John McCain’s Celebrity

September 21, 2008

Proceeding Sen. Obama’s Middle Eastern/European trip the McCain Campaign opened a new offensive front against the Obama Campaign. While Obama was speaking before a crowd of 200,000 adoring Berliners McCain was dodging jars of applesauce in aisle 7. Something had to be done and quick. The idea was to attempt to turn one of Obama’s strengths into a weakness. This is a standard in the GOP’s current brand of Rovian Politics and had been used before when the McCain camp tried to turn Obama’s oratorical prowess into a disadvantage. This time they would use Obama’s wild popularity to paint him as merely an empty celebrity.

It is easy to argue that in the simplest sense of the word nearly all politicians are celebrities due to their visibility in the public eye. However it is clear that the McCain camp did not mean “famous” or “well-known” in their use of the word. Rather it wanted to make an association with other words like “empty” and “vacuous”. This tactic was used with alarming success in the pre-convention weeks and was abandoned only when economic turmoil forced a return to more serious issues.

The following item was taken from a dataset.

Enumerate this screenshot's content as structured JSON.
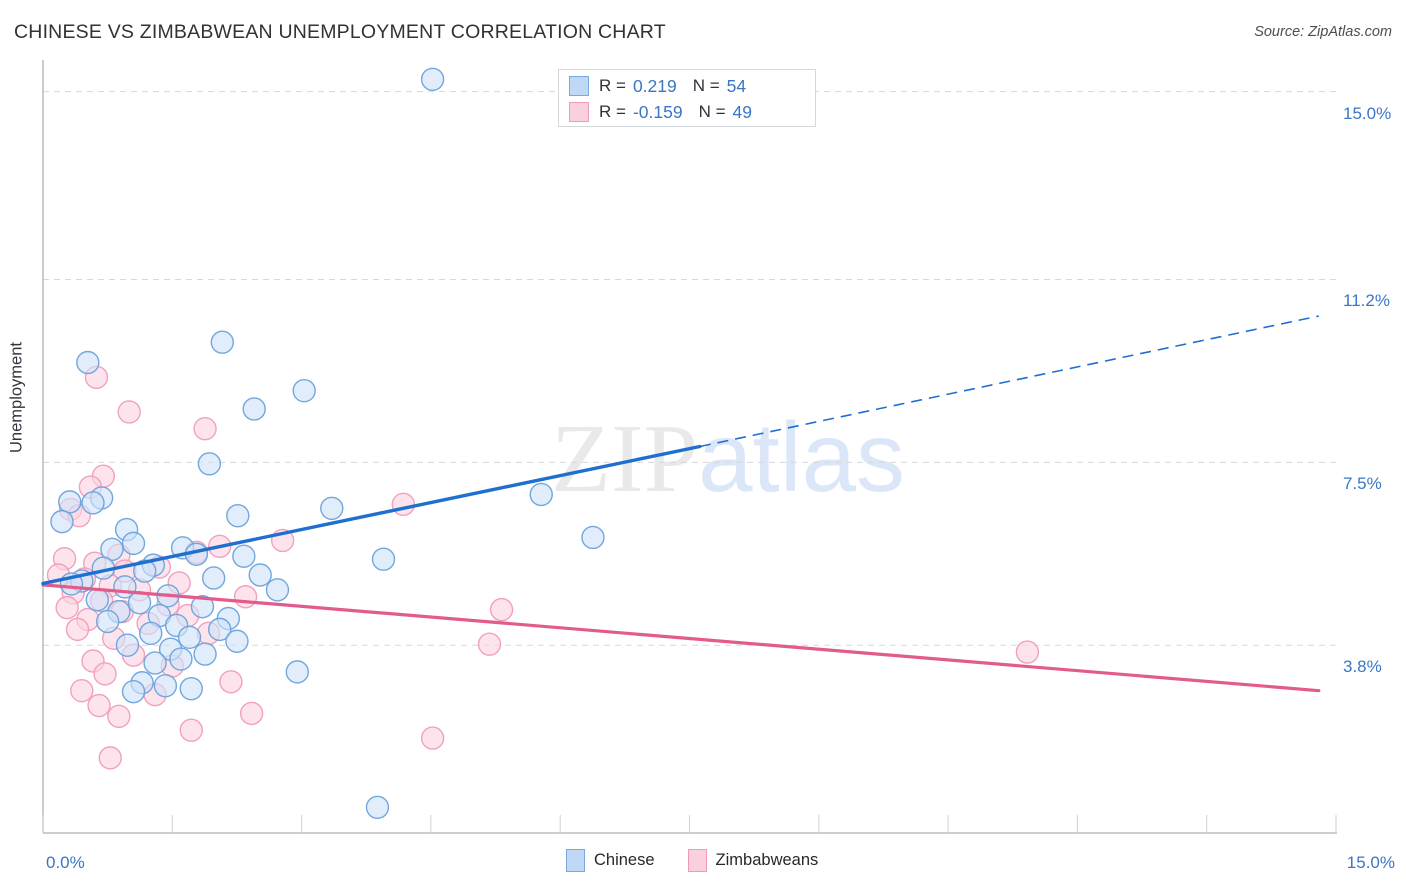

What I found alarming wasn’t the tacit admittance that McCain could only win the Presidency by lowering the standards of the office. That is just what I have come to expect from Steve Schmidt (McCain Campaign chief strategist and Rove protege). The alarming aspect is that while this approach was doing real damage to Obama’s image his campaign did nothing to combat it. It seems like it would have been easy enough to turn the tables since McCain himself was in a major Hollywood movie.  

Here is Sen. McCain making a cameo in the 2005 movie “Wedding Crashers” alongside onetime strategist and longtime Clinton friend James Carville (strange bedfellows no doubt).

Also alarming is the fact that aside from one MSNBC show the national media seems to have almost completely overlooked this contradiction.